Secondly is the conduct of parties. Assuming for the purposes of argument that Mr. Wekesa acted inadvertently as he and Surani allege in their Affidavits, one may still ask few questions one of which is that the first two Affidavits were sworn on 14th October and 25th October 1999. On 15th October 1999, Mr. Rebello and Mr. Wekesa appeared in court (only one day after the first affidavit of Surani had been “inadvertently” sworn before Wekesa). They appeared for another application which was by the Plaintiff/Respondent. On 22nd October 1999, the two again appeared in court for their respective clients. On 25. 10. 1999, the day the second Surani’s affidavit was sworn before Wekesa, the same two learned counsels did appear again in court. On 26th October 1999, Mr. Wekesa appeared in court and held Mr. Rebello’s brief. On 1. 11. 99, Mr. Rebello and Mr. Wekesa did appear in court and Mr. Wekesa addressed the court after Mr. Rebello. They also appeared on 9. 11. 99 and lastly on 15. 11. 99. That being the case can he still claim it was through inadvertence that he did commission the oath sworn on 24th November 1999. Surely that was deliberately done. Further, all this time upto 24th January 2000 when this matter was discovered, why could not the Applicant and its Advocate come out clean and tell the court of the serious errors which had to be discovered only at the hearing of the application. It is now trite law that he who comes to equity must do so with clean hands and that equity does not aid the indolent.

From the above, it must by now have been clear that I cannot exercise my discretion to grant leave to the First Defendant/Applicant to file the three affidavits of Nazir Ismail Surani sworn on 11th March 2000 replacing the offending Affidavits and that limb of the application is dismissed.

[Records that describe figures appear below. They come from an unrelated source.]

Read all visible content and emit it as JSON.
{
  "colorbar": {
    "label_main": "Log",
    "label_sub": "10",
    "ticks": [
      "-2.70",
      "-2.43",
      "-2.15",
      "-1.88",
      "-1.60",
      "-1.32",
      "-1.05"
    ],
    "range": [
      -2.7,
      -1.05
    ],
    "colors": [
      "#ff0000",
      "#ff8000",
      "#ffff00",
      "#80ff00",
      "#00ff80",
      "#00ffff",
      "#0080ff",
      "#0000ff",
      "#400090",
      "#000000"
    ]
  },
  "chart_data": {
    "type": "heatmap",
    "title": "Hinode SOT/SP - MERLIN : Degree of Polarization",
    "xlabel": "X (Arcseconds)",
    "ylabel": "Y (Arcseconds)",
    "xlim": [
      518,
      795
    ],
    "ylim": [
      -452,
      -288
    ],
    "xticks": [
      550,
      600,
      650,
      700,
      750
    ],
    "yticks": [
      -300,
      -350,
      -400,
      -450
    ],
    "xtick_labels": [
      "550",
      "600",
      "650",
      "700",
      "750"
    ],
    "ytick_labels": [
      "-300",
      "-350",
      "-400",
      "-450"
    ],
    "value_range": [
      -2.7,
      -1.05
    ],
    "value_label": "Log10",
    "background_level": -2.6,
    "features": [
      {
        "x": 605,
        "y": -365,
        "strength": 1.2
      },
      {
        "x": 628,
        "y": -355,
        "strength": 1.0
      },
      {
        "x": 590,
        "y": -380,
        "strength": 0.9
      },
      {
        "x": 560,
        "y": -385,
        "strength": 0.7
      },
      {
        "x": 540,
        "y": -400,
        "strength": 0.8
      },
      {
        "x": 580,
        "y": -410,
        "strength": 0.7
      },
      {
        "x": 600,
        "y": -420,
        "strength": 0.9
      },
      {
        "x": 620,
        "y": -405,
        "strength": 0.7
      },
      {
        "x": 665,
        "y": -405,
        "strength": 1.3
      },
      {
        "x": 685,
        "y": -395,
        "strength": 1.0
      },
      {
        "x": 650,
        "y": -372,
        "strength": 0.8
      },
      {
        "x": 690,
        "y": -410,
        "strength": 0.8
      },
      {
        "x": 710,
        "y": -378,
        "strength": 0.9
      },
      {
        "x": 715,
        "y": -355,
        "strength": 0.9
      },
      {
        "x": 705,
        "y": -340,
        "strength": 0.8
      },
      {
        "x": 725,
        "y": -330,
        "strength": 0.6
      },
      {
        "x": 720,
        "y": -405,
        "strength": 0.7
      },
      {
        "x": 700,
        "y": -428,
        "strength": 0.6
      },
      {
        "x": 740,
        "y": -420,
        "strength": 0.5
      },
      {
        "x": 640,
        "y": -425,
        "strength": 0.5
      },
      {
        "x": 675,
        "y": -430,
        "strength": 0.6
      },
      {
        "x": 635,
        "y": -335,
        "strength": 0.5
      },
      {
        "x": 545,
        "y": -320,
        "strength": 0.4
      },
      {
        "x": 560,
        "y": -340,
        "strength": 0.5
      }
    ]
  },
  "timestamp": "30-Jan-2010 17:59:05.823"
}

I now turn to the second category of the Affidavits. These are the Affidavits of Nazir Suranis sworn on 8th February 2000, together with affidavit of Dr. Justin Erimu Oluka sworn on 8th February 2000 and a new affidavit made by Karim Ismail Surani on 11th March 2000 and affidavit of Wanyonyi Wekesa sworn on 8th February 2000. Three of these affidavits i.e. Affidavits sworn by Nazir Surani on 8th February 2000, sworn by Justin Erimu Oluka on 8th 2000 and that sworn by Wekesa on 8th February 2000 were all filed on 9th February 2000 without leave of the court. I have perused fully the affidavits in support of the application sworn by Wekesa and Nazir Ismail Surani. It seems to me that these affidavits are sought to be filed so as to correct some mistakes earlier on made in the affidavits of Oluka (which I have already rejected) and a new Affidavit of second Defendant with regard to a recent event that was an acquittal of an accused person in prosecution by Kenya Bureau of Standards. No reason has been given as to why the affidavits sworn on 8th February 2000 were filed without leave of the court. Further as I had stated hereinabove the hearing of the application dated 13th March 2000 was almost being completed when the problem in respect of the mistake in Oluka’s affidavit was discovered and when the error on the earlier affidavits was also discovered. The learned counsel for the Applicant had addressed me in chief and the learned counsel for the Respondent/Plaintiff was almost finalising his address to me. In my mind it would be prejudicial to the Respondent to allow the First Defendant to introduce these affidavits at this stage of the case and it would mean no end to the application as the Respondent would need to file affidavits in reply to the same as well.

Justice must be done to all parties to a suit and it would be unfair to allow the Applicant to do what may be in a way opening its case afresh.

Further it was wrong for the Applicant to file these three affidavits without leave of the court and now seek to have the court stamp that irregularity and make it valid. I would not do so. This limb is also dismissed. If the Respondent is acting in disobedience of court orders the Applicant knows only too well what action to take in such circumstances.

For the above reasons, application dated 13th March 2000 is dismissed in its entirety. Costs to the Respondent/Plaintiff. Orders accordingly.

Dated at Nairobi this 16th day of January 2002.